Crispy Baked Chicken with Peanut Satay Sauce

Say ‘Yay’ to Satay with a recipe you simply can’t resist! Trust us, this Crispy Baked Chicken with a simply nutty satay sauce is one you’re going to want to add to your repertoire.

Need to know

Serves: 4

Preparation time: 15 minutes

Cooking time: 30 minutes

What you need

2 tbs soy sauce, plus extra to serve

1 tbs rice wine vinegar

4cm piece (20g) ginger, finely grated

800g chicken thigh fillets, cut into 3-4cm pieces

100g cornflour

1 cup cooked rice

1 bunch broccolini, steamed

1 cup sugar snap peas, steamed

Corriander to garnish

Peanut sauce

½ tbsp peanut oil

1 small onion, finely chopped

1 small red chilli, finely chopped

1 tbsp brown sugar

2 tsp soy sauce

3 tbsp Bega Simply Nuts Peanut Butter The Crunchiest

300ml coconut milk

Say ‘Yay’ to Satay with a recipe you simply can’t resist! Trust us, this Crispy Baked Chicken with a simply nutty satay sauce is one you’re going to want to add to your repertoire.

Instructions

Step 1.

In a large bowl whisk together the soy sauce, ginger and rice wine vinegar. Toss the chicken in the marinade and place in the fridge for 20 minutes to marinate.

Step 2.

To make the satay sauce, heat the oil in a wok and fry the onion and chilli over moderate heat until the onion is soft.

Step 3.

Add the sugar and stir until slightly caramelised.
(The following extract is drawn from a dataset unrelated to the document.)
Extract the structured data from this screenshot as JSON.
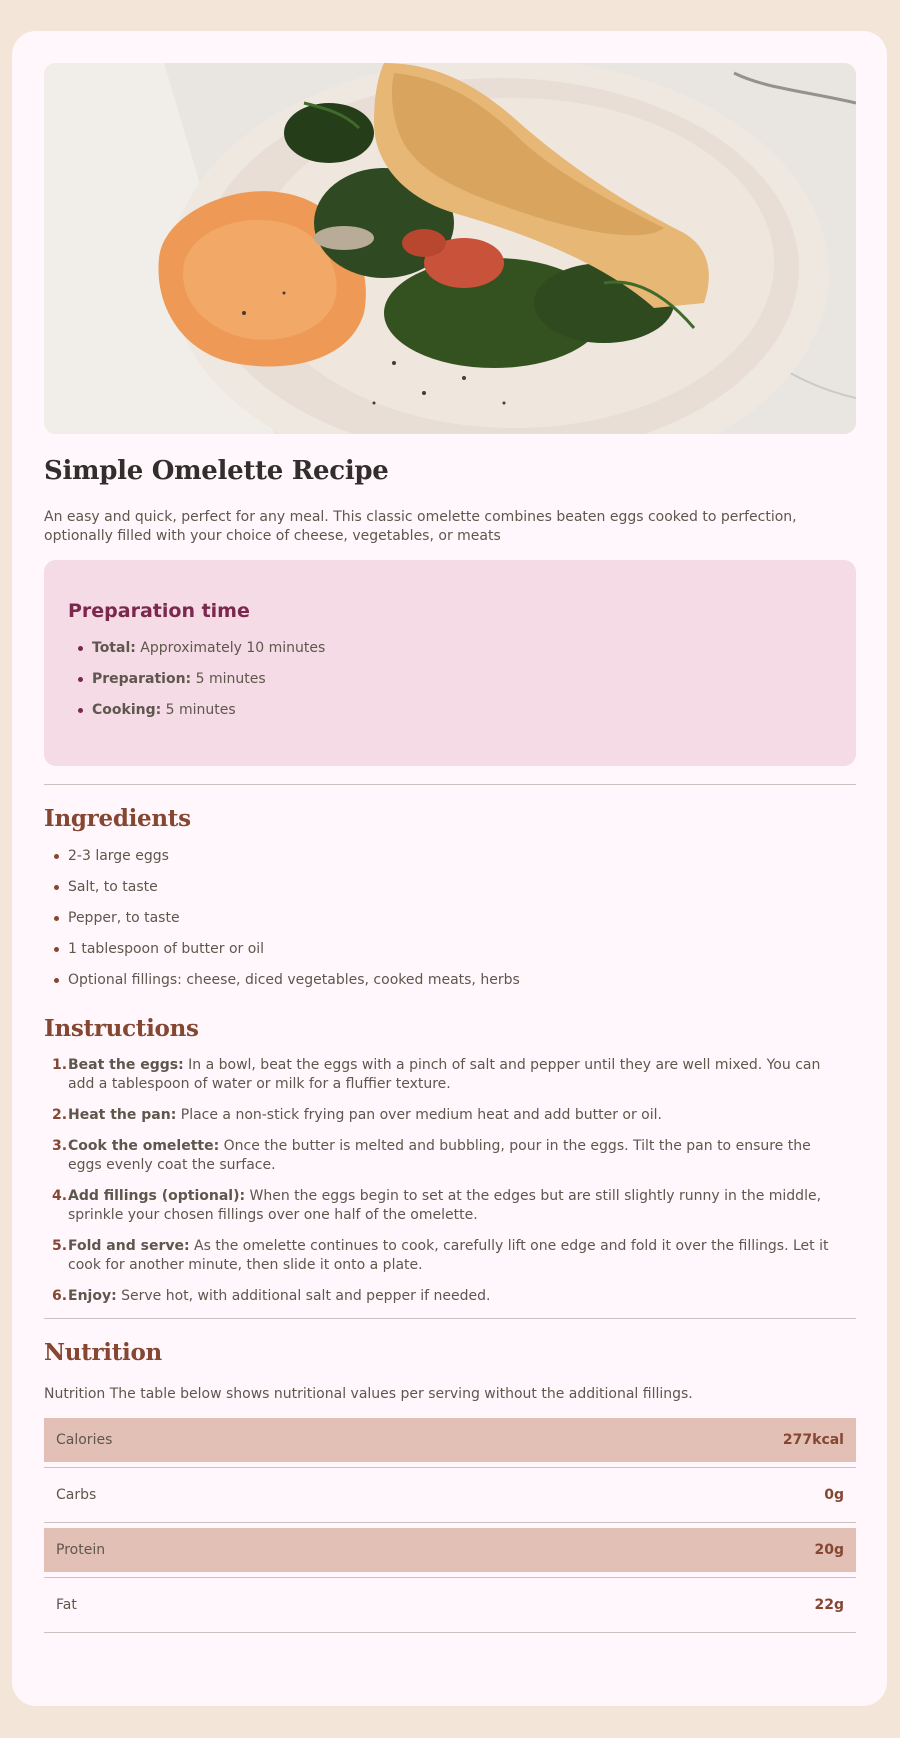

Add the soy sauce, Simply Nuts Peanut Butter and stir through. Add a little coconut milk at a time until you achieve your desired consistency. Season to taste.

Step 4.

Heat the oven to 220°C.

Step 5.

Using tongs, dip the pieces of chicken in cornflour and place in a single layer on 2 lined tray. Cook for 10 minutes, turn once and cook for a further 10 minutes until golden and cooked through.

Step 6.

Lightly steam the broccolini and sugar snap peas.

Step 7.

Divide the rice between 4 bowls. Add the chicken and steamed greens. Spoon over the peanut sauce. And garnish with coriander.